Parma, si chiudono le indagini sul sistema coop della sinistra

Avvisi di garanzia per 41 persone legate alla cooperativa Di Vittorio, con accuse di falso in bilancio e bancarotta

Parma, si chiudono le indagini sul sistema coop della sinistra

I numeri fanno impressione. Soldi, risparmiatori, clienti, truffati e truffatori. Oggi si chiude a Parma l'inchiesta contro quello che è stato chiamato il "sistema coop" riguardo il denaro affidato alla cooperativa Di Vittorio.

Proviamo a mettere i fila i dati di questa inchiesta. Si parla di un buco di oltre 67 milioni di euro, 2.720 soci rimasti col certino in mano, accusa di falso in bilancio per la modia cifra di 19 milioni. Non solo. Poi ci sono quei 12 milioni di risparmi di prestito sociale di cui al momento non si sa più nulla, che fine abbiano fatto o chi se li sia intascati, e poi le 485 famiglie tra Fidenza, Parma, Salsomaggiore, Fornovo, Noceto, Fontevivo e Fontanellato che avevano preso dalla cooperativa case in proprietà condivisa e ora non conoscono il loro futuro.

A riportare la notizia è Antonio Amorosi su La Verità. Le indagini, condotte dalla Guardia di Finanza e dai pm Paola Dal Monte e Umberto Ausiello, hanno portato ad un avviso di garanzia a 41 amministratori della cooperativa. Le accuse? Bancarotta fraudolenta e altre operazioni economiche che portarono al fallimento della coop e delle sue controllate. Come scrive La Verità, la coop avrebbe realizzato "operazioni immobiliari spericolate e apparentemente senza senso. Un sistema che si è retto grazie ai giochi garantiti dal prestito sociale, il denaro che i soci prestavano alla coop come se fosse un banca, e che nel caso della Di Vittorio erano 12 milioni di euro, presi in prestito, ma utilizzati per operazioni economiche a dir poco azzardate".

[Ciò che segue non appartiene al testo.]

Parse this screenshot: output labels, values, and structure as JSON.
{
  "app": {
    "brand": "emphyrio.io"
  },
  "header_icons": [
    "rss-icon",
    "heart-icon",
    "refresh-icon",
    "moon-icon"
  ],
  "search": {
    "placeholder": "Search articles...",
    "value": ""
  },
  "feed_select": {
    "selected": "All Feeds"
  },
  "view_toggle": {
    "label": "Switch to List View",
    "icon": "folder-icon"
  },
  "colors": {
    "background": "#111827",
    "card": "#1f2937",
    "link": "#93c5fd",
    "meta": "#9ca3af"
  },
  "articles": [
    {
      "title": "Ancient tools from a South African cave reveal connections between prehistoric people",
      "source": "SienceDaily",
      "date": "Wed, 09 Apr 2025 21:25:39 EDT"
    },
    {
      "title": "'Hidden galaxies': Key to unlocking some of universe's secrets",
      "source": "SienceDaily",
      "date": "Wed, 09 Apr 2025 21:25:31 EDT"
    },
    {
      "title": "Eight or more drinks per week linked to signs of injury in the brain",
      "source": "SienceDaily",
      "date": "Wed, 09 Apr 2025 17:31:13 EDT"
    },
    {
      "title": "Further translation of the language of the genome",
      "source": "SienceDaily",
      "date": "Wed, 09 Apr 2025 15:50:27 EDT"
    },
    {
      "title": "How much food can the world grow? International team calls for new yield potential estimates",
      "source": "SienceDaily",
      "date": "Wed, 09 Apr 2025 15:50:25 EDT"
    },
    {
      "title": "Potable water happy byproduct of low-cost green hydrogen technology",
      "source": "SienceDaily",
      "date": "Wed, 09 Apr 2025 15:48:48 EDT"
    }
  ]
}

Tra i nomi noti degli amministratori della coop ci sono anche personaggi importanti della politica della sinistra emiliana, da sempre molto vicino alle cooperative. Ad esempio ci sono l'ex sindaco di Salsomaggiore Adriano Grolli (indagato nell’inchiesta e consigliere della Di Vittorio fino al fallimento), oppure l’ex Pci Angelo Canella (indaggato). Il cardine dell'inchiesta gira però attorno a Franco Savi, presidente della Di Vittorio dal 2006 al 2013 e di Polis dal 2007 al 2013, personaggio che non ha mai avuto alcun ruolo importante nella sinistra locale ma sempre vicino a quegli ambienti. Nell'avviso di conclusione indagini, tra le altre compravendite "strane" Savi è accusato di aver usato qualcosa come 16 milioni di euro per fare acquisti di immobili "a prezzi superiori ai valori reali". Non solo. Polis tra il 2008 e il 2009 versò pure la modica cifra di 1 milione 55mila euro ad alcune perosone senza che questi dessero nulla in cambio. Perché? Inspiegabile.

Come inspiegabile è il motivo per cui Polis costituisce due società, AB1 e AB2, versando 10mila euro ciascuna di capitale sociale (ovvero l'intero capitale) ma detenendone solo 1% (il resto intestato alla fiduciaria Effe&Erre, ma a nome di terze persone). Per poi ricomprare le altre quote di AB2 per oltre un milione di euro.